Livraria Bertrand has functioned as a bookstore and meeting place since the early 1700s.
Livraria Bertrand, located in Lisbon, Portugal, has operated as a bookstore and meeting place for 290 years. Home of English, French, Portuguese and Spanish literature as well as a corner dedicated to a noteworthy 20th-century novelist and opponent of António de Oliveira Salazar’s government, Livraria Bertrand allows visitors to understand the site’s history which began in the early 18th century.
In 1732, French bookseller Pedro Faure opened the store and retained ownership of it for several years until Marie Betrand, sister-in-law to Pierre Betrand, to whom Faure entrusted the business, took over the bookstore and oversaw its rise in cultural significance.
In the beginning of the 19th century, notable figures began to visit the establishment, including Alexandre Herculano, a novelist and poet who helped introduce Romanticism to Portugal, and Joaquim Pedro de Oliveira Martins, a Portuguese politician and social scientist.
In the 1870s, remarkable authors like José Maria de Eça de Queirós, Antero Tarquínio de Quental and José Duarte Ramalho Ortigão began to meet at the bookstore, discussing literature and politics for hours.
Within the same decade, after the Betrand family line ended, José Fontana, founder of the nation’s Socialist Workers’ Party, organizer of the Casino Conferences and the store’s bookseller, became the owner of the business, though he died in 1876.
Later, Nobre França and José Bastos managed the establishment before Artur Brandão maintained it, with the store eventually being renamed Livraria Bertrand in 1933.
Several authors, artists and politicians began to associate themselves with the bookstore in the following years, with some collaborating on Livraria Bertrand’s publications, known as Ilustração and Magazine Bertrand.
In the 1950s, Aquilino Ribeiro, a Portuguese writer and diplomat who was nominated for the Nobel Prize in Literature, started to meet with younger authors who opposed Salazar’s authority. Nowadays, visitors can see the corner dedicated to him in the first room in the establishment.
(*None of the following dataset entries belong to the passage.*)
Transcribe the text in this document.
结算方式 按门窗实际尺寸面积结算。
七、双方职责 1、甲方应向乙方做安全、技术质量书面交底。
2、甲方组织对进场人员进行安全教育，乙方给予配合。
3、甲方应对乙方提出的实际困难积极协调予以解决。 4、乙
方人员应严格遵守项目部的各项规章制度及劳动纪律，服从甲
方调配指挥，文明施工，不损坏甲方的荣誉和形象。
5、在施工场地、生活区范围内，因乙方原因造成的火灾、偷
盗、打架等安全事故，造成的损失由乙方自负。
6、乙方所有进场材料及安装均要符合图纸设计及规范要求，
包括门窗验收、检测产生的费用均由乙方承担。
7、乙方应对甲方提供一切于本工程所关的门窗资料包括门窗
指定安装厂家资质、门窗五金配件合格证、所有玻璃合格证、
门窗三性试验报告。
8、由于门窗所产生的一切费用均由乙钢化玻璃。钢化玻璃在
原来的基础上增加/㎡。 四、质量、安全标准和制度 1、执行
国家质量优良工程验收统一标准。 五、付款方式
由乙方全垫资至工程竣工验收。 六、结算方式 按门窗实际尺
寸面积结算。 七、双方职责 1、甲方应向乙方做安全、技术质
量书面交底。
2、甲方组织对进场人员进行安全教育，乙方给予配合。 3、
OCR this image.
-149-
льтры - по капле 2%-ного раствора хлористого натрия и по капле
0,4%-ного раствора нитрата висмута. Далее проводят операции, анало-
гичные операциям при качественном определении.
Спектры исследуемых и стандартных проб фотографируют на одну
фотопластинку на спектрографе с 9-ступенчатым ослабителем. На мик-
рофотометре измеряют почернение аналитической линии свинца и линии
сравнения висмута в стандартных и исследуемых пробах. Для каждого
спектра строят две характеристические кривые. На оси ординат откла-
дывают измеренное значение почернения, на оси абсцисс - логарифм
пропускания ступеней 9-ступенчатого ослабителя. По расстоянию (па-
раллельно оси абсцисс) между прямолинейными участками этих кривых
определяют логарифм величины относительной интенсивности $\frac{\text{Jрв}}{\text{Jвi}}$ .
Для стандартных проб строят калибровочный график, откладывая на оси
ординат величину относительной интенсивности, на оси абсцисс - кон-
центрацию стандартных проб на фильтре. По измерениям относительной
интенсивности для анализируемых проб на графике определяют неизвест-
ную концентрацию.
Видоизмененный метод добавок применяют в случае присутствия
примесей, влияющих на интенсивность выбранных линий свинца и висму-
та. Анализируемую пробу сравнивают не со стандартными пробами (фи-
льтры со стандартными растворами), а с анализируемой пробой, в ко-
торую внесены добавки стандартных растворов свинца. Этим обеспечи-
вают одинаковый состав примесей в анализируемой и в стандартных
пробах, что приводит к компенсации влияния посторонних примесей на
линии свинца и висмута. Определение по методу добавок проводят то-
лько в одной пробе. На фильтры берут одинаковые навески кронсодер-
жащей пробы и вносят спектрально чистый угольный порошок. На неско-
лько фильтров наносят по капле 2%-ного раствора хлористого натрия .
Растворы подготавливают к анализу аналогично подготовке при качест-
Two decades later, writers such as Augusto Abelaira, Irene Lisboa and Agustina Bessa-Luís joined Livraria Bertrand’s catalog, while Revista Lusitana continued to be published.
On April 19, 2010, Guiness World Records declared Livraria Bertrand to be the world’s oldest operating bookstore, a title it currently holds.
Today, guests can buy books online or in person at the historic location or one of the more than 50 stores in the business’ network. There are shops in Aveiro, Espinho, Barcelos and Castelo Branco, as well as Coimbra, Faro, Algarve and Leiria, along with other cities.
If one wishes, they may also participate in Livraria Bertrand’s events, including lessons on Portuguese art, history, liberal feminism and literature, as well as workshops focused on book writing, creative thinking, critical thinking and nutritional education, among other topics.
Given the store’s noteworthy history and amenities, visiting Livraria Bertrand may be a wise choice. In addition to browsing the shop’s countless international works, guests can immerse themselves in the establishment’s unique past.
What’s more, travelers can also experience Portugal’s history through other institutions like the Museum of Aljube Resistance and Freedom, which is an approximately 15-minute walk away from the shop, and Oriente Museum, which is a 25-minute trip away from the store.